As Darius McDermott, managing director of Chelsea Financial Services pointed out: “Investors should be aware that there will be very high exit charges for doing so, as most physical property funds have already had ‘fair value adjustments’ and moved from offer to bid pricing.”
But, he added: “I would emphasise that long term investors in the asset class, who would otherwise not change their investments, should not be panicked into making a move. Property is still a good diversifier in an overall portfolio and yields on these funds may also increase, which will be a positive for income investors.”
And this is where one’s resolve needs to be steely. There is no doubt that property funds have done remarkably well since the financial crisis. As is evident from the graph below, the market has more than made up the losses seen during the financial crisis, yet from an income and a diversification point of view, given where other asset classes are currently sitting, an exposure to property remains attractive.
For Jason Hollands, the gating of funds is, more than anything else, a reminder of the advantages investment trusts.
“While property investment companies will also be grappling with the same valuation issues as open ended funds, managers do not have to face the prospect of managing liquidity buffers to meet redemptions.”
However, he warned, instead of this, “you may experience equity-like volatility both due to the listed nature of the products and the, generally limited, leverage they employ. This negative sentiment is reflected in widening discounts to published Net Asset Values.

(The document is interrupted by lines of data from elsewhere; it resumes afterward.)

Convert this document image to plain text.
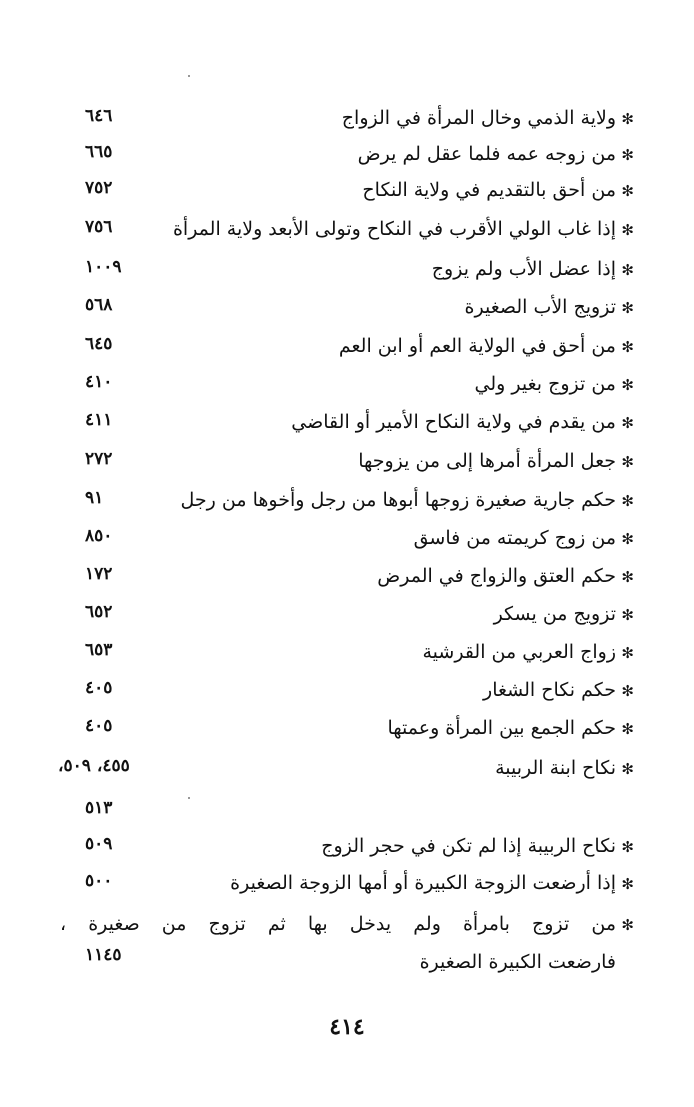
✻
ولاية الذمي وخال المرأة في الزواج
٦٤٦
✻
من زوجه عمه فلما عقل لم يرض
٦٦٥
✻
من أحق بالتقديم في ولاية النكاح
٧٥٢
✻
إذا غاب الولي الأقرب في النكاح وتولى الأبعد ولاية المرأة
٧٥٦
✻
إذا عضل الأب ولم يزوج
١٠٠٩
✻
تزويج الأب الصغيرة
٥٦٨
✻
من أحق في الولاية العم أو ابن العم
٦٤٥
✻
من تزوج بغير ولي
٤١٠
✻
من يقدم في ولاية النكاح الأمير أو القاضي
٤١١
✻
جعل المرأة أمرها إلى من يزوجها
٢٧٢
✻
حكم جارية صغيرة زوجها أبوها من رجل وأخوها من رجل
٩١
✻
من زوج كريمته من فاسق
٨٥٠
✻
حكم العتق والزواج في المرض
١٧٢
✻
تزويج من يسكر
٦٥٢
✻
زواج العربي من القرشية
٦٥٣
✻
حكم نكاح الشغار
٤٠٥
✻
حكم الجمع بين المرأة وعمتها
٤٠٥
✻
نكاح ابنة الربيبة
٤٥٥، ٥٠٩،
٥١٣
✻
نكاح الربيبة إذا لم تكن في حجر الزوج
٥٠٩
✻
إذا أرضعت الزوجة الكبيرة أو أمها الزوجة الصغيرة
٥٠٠
✻
من تزوج بامرأة ولم يدخل بها ثم تزوج من صغيرة ،
فارضعت الكبيرة الصغيرة
١١٤٥
٤١٤
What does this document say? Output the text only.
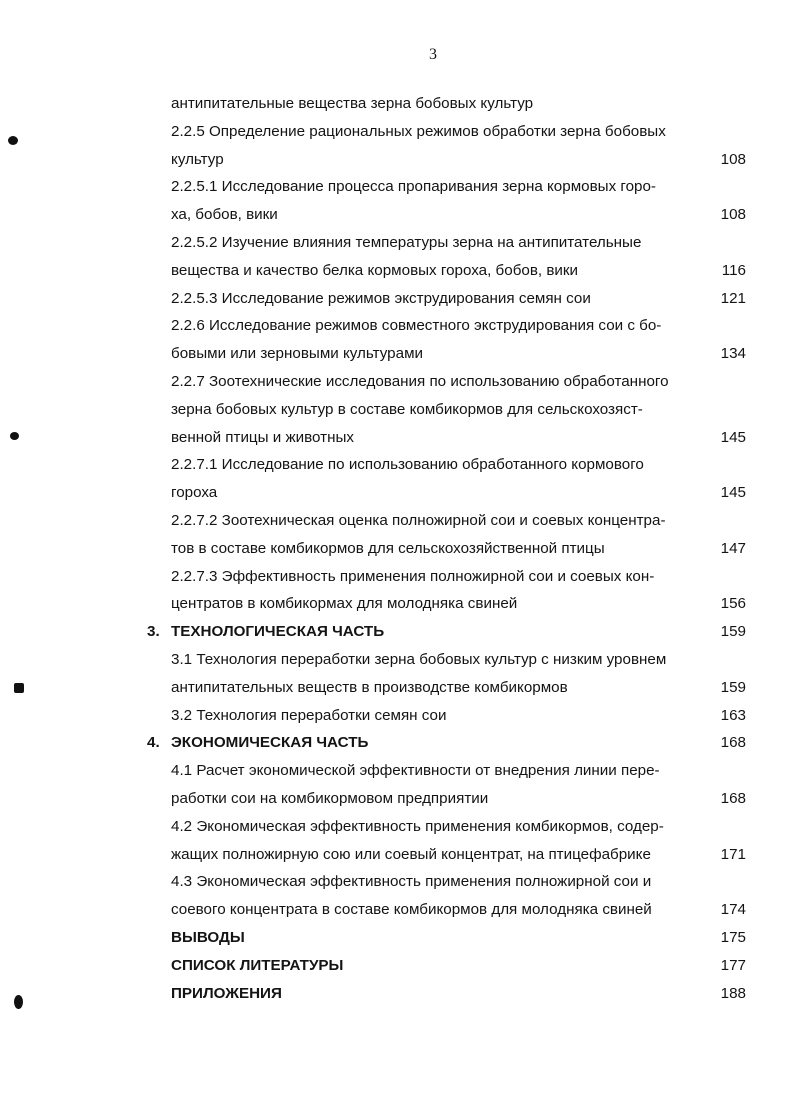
3
антипитательные вещества зерна бобовых культур
2.2.5 Определение рациональных режимов обработки зерна бобовых
культур	108
2.2.5.1 Исследование процесса пропаривания зерна кормовых горо-
ха, бобов, вики	108
2.2.5.2 Изучение влияния температуры зерна на антипитательные
вещества и качество белка кормовых гороха, бобов, вики	116
2.2.5.3 Исследование режимов экструдирования семян сои	121
2.2.6 Исследование режимов совместного экструдирования сои с бо-
бовыми или зерновыми культурами	134
2.2.7 Зоотехнические исследования по использованию обработанного
зерна бобовых культур в составе комбикормов для сельскохозяст-
венной птицы и животных	145
2.2.7.1 Исследование по использованию обработанного кормового
гороха	145
2.2.7.2 Зоотехническая оценка полножирной сои и соевых концентра-
тов в составе комбикормов для сельскохозяйственной птицы	147
2.2.7.3 Эффективность применения полножирной сои и соевых кон-
центратов в комбикормах для молодняка свиней	156
3. ТЕХНОЛОГИЧЕСКАЯ ЧАСТЬ	159
3.1 Технология переработки зерна бобовых культур с низким уровнем
антипитательных веществ в производстве комбикормов	159
3.2 Технология переработки семян сои	163
4. ЭКОНОМИЧЕСКАЯ ЧАСТЬ	168
4.1 Расчет экономической эффективности от внедрения линии пере-
работки сои на комбикормовом предприятии	168
4.2 Экономическая эффективность применения комбикормов, содер-
жащих полножирную сою или соевый концентрат, на птицефабрике	171
4.3 Экономическая эффективность применения полножирной сои и
соевого концентрата в составе комбикормов для молодняка свиней	174
ВЫВОДЫ	175
СПИСОК ЛИТЕРАТУРЫ	177
ПРИЛОЖЕНИЯ	188
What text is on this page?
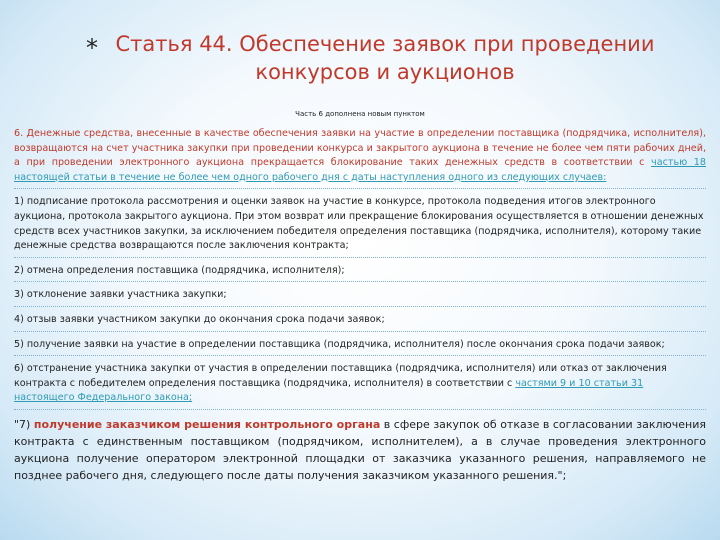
* Статья 44. Обеспечение заявок при проведении
конкурсов и аукционов
Часть 6 дополнена новым пунктом
6. Денежные средства, внесенные в качестве обеспечения заявки на участие в определении поставщика (подрядчика, исполнителя), возвращаются на счет участника закупки при проведении конкурса и закрытого аукциона в течение не более чем пяти рабочих дней, а при проведении электронного аукциона прекращается блокирование таких денежных средств в соответствии с частью 18 настоящей статьи в течение не более чем одного рабочего дня с даты наступления одного из следующих случаев:
1) подписание протокола рассмотрения и оценки заявок на участие в конкурсе, протокола подведения итогов электронного аукциона, протокола закрытого аукциона. При этом возврат или прекращение блокирования осуществляется в отношении денежных средств всех участников закупки, за исключением победителя определения поставщика (подрядчика, исполнителя), которому такие денежные средства возвращаются после заключения контракта;
2) отмена определения поставщика (подрядчика, исполнителя);
3) отклонение заявки участника закупки;
4) отзыв заявки участником закупки до окончания срока подачи заявок;
5) получение заявки на участие в определении поставщика (подрядчика, исполнителя) после окончания срока подачи заявок;
6) отстранение участника закупки от участия в определении поставщика (подрядчика, исполнителя) или отказ от заключения контракта с победителем определения поставщика (подрядчика, исполнителя) в соответствии с частями 9 и 10 статьи 31 настоящего Федерального закона;
"7) получение заказчиком решения контрольного органа в сфере закупок об отказе в согласовании заключения контракта с единственным поставщиком (подрядчиком, исполнителем), а в случае проведения электронного аукциона получение оператором электронной площадки от заказчика указанного решения, направляемого не позднее рабочего дня, следующего после даты получения заказчиком указанного решения.";
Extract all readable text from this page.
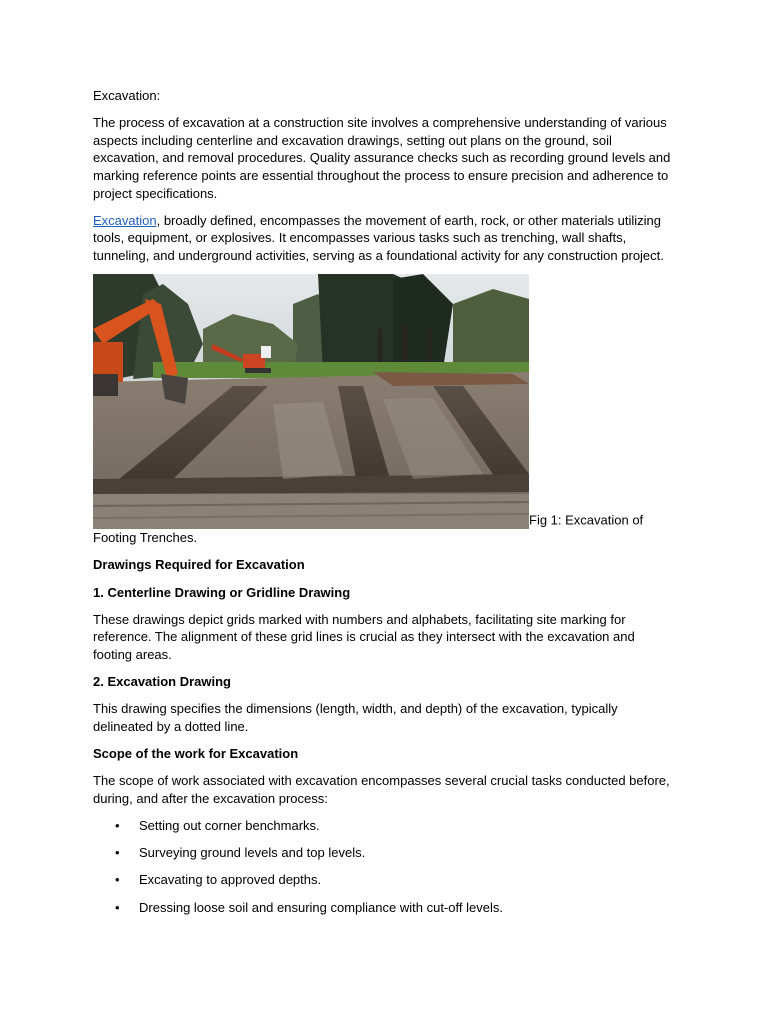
Excavation:

The process of excavation at a construction site involves a comprehensive understanding of various aspects including centerline and excavation drawings, setting out plans on the ground, soil excavation, and removal procedures. Quality assurance checks such as recording ground levels and marking reference points are essential throughout the process to ensure precision and adherence to project specifications.

Excavation, broadly defined, encompasses the movement of earth, rock, or other materials utilizing tools, equipment, or explosives. It encompasses various tasks such as trenching, wall shafts, tunneling, and underground activities, serving as a foundational activity for any construction project.

Fig 1: Excavation of Footing Trenches.

Drawings Required for Excavation

1. Centerline Drawing or Gridline Drawing

These drawings depict grids marked with numbers and alphabets, facilitating site marking for reference. The alignment of these grid lines is crucial as they intersect with the excavation and footing areas.

2. Excavation Drawing

This drawing specifies the dimensions (length, width, and depth) of the excavation, typically delineated by a dotted line.

Scope of the work for Excavation

The scope of work associated with excavation encompasses several crucial tasks conducted before, during, and after the excavation process:

• Setting out corner benchmarks.
• Surveying ground levels and top levels.
• Excavating to approved depths.
• Dressing loose soil and ensuring compliance with cut-off levels.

“Core UK listed Real Estate Investment Trusts were trading at about mid teen discounts to NAV ahead of the referendum. Post the vote for Brexit many have sunk to 25-30% discounts. While such bearishness might throw up some opportunities should the UK avoid a recession, investors need to be wary of those trusts with high levels of gearing, a risk that is reflected in those trusts with the deepest discounts. Tennant quality and length of unexpired leases are other key factors to consider since these will determine how secure the rental income stream is.”